Poland raises alarm as Wagner forces move closer to the border

Newsdesk
3 Min Read

PM Mateusz Morawiecki expresses concern over the movement of Russian mercenary fighters in Belarus near the Polish border.
Poland’s Prime Minister Mateusz Morawiecki has warned that more than 100 members of the Wagner group, a notorious Russian mercenary outfit, are moving towards a strategic stretch of land between Poland and Lithuania, and could try to infiltrate the NATO territory by posing as migrants.

The Suwalki Gap, a 65-kilometer-long corridor of Polish territory situated between Belarus and Kaliningrad, a Russian exclave separated from the mainland, is seen as a potential flashpoint in the region. Poland is a member of both the European Union and NATO, and it has been concerned about its security with Russian ally Belarus and Ukraine on its eastern border.

Morawiecki said at a news conference on Saturday that the Wagner forces had moved close to the Suwalki Gap after taking part in joint military exercises with Belarusian troops near the border city of Brest earlier this month. He said the mercenaries could pose as migrants to cross the border, as part of a “hybrid attack” on Polish territory.

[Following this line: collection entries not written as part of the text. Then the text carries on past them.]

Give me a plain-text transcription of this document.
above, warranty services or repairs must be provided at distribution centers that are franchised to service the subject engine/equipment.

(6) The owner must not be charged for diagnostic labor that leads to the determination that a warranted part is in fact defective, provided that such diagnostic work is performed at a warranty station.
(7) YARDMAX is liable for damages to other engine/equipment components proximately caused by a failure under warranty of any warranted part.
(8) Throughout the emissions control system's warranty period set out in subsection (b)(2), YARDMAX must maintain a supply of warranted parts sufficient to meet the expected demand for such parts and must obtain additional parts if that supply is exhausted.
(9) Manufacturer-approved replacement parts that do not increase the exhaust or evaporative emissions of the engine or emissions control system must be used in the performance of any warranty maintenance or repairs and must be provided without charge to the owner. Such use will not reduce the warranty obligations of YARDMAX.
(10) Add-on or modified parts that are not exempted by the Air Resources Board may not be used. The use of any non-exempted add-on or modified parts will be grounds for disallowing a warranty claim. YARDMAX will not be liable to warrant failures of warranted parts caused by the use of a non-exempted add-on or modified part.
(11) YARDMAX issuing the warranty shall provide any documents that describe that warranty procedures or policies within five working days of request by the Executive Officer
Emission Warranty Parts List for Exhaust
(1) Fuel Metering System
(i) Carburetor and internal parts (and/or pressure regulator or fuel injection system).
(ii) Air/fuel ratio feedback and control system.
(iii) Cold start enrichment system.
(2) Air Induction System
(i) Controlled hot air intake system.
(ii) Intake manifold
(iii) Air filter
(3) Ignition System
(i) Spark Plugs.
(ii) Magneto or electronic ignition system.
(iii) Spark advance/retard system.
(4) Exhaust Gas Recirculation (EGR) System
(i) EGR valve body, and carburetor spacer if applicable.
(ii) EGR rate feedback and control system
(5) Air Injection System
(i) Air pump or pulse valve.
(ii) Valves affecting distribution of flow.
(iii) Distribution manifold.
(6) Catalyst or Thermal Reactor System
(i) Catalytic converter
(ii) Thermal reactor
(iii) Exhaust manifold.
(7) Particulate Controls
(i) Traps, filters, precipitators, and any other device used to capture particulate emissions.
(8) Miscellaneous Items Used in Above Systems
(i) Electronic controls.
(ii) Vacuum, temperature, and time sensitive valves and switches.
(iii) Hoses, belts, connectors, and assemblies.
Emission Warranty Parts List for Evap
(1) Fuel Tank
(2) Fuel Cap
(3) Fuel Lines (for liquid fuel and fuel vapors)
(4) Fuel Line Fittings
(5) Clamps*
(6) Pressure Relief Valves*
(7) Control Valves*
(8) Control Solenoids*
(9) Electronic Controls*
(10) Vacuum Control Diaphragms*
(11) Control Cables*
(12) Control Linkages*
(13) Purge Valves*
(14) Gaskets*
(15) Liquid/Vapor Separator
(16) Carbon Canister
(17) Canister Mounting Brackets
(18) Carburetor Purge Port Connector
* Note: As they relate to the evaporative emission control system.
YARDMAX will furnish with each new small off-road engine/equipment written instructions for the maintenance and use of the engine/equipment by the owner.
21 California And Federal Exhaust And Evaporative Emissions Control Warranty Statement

The Poland-Belarus border has already been a tense place for several months, ever since large numbers of immigrants from the Middle East and Africa began arriving, seeking to enter the EU by crossing into Poland, as well as Lithuania and Latvia. Poland’s government accuses Russia and Belarus of using the migrants to destabilize Poland and other EU countries. It calls the migration a form of hybrid warfare, and has responded by building a high wall along part of its border with Belarus.

“Now the situation becomes even more dangerous,” Morawiecki told reporters. He added that “this is certainly a step towards a further hybrid attack on Polish territory.”

Morawiecki spoke during a visit to an arms factory in Gliwice, in southern Poland, where Leopard tanks used by the Ukrainian army are being repaired. He said Poland was ready to defend its sovereignty and security and called for more solidarity and support from its NATO allies.

The Wagner group is a shadowy private military company that has been linked to various conflicts and operations in support of Russian interests around the world, including in Syria, Libya, Sudan, Central African Republic and Venezuela. The group is widely believed to be financed by Yevgeny Prigozhin, a close associate of Russian President Vladimir Putin.

Belarus has been under international isolation and sanctions since a disputed presidential election last year that saw longtime leader Alexander Lukashenko claim a sixth term in office amid allegations of fraud and repression. Lukashenko has accused Western countries of plotting to overthrow him, and has sought closer ties with Russia.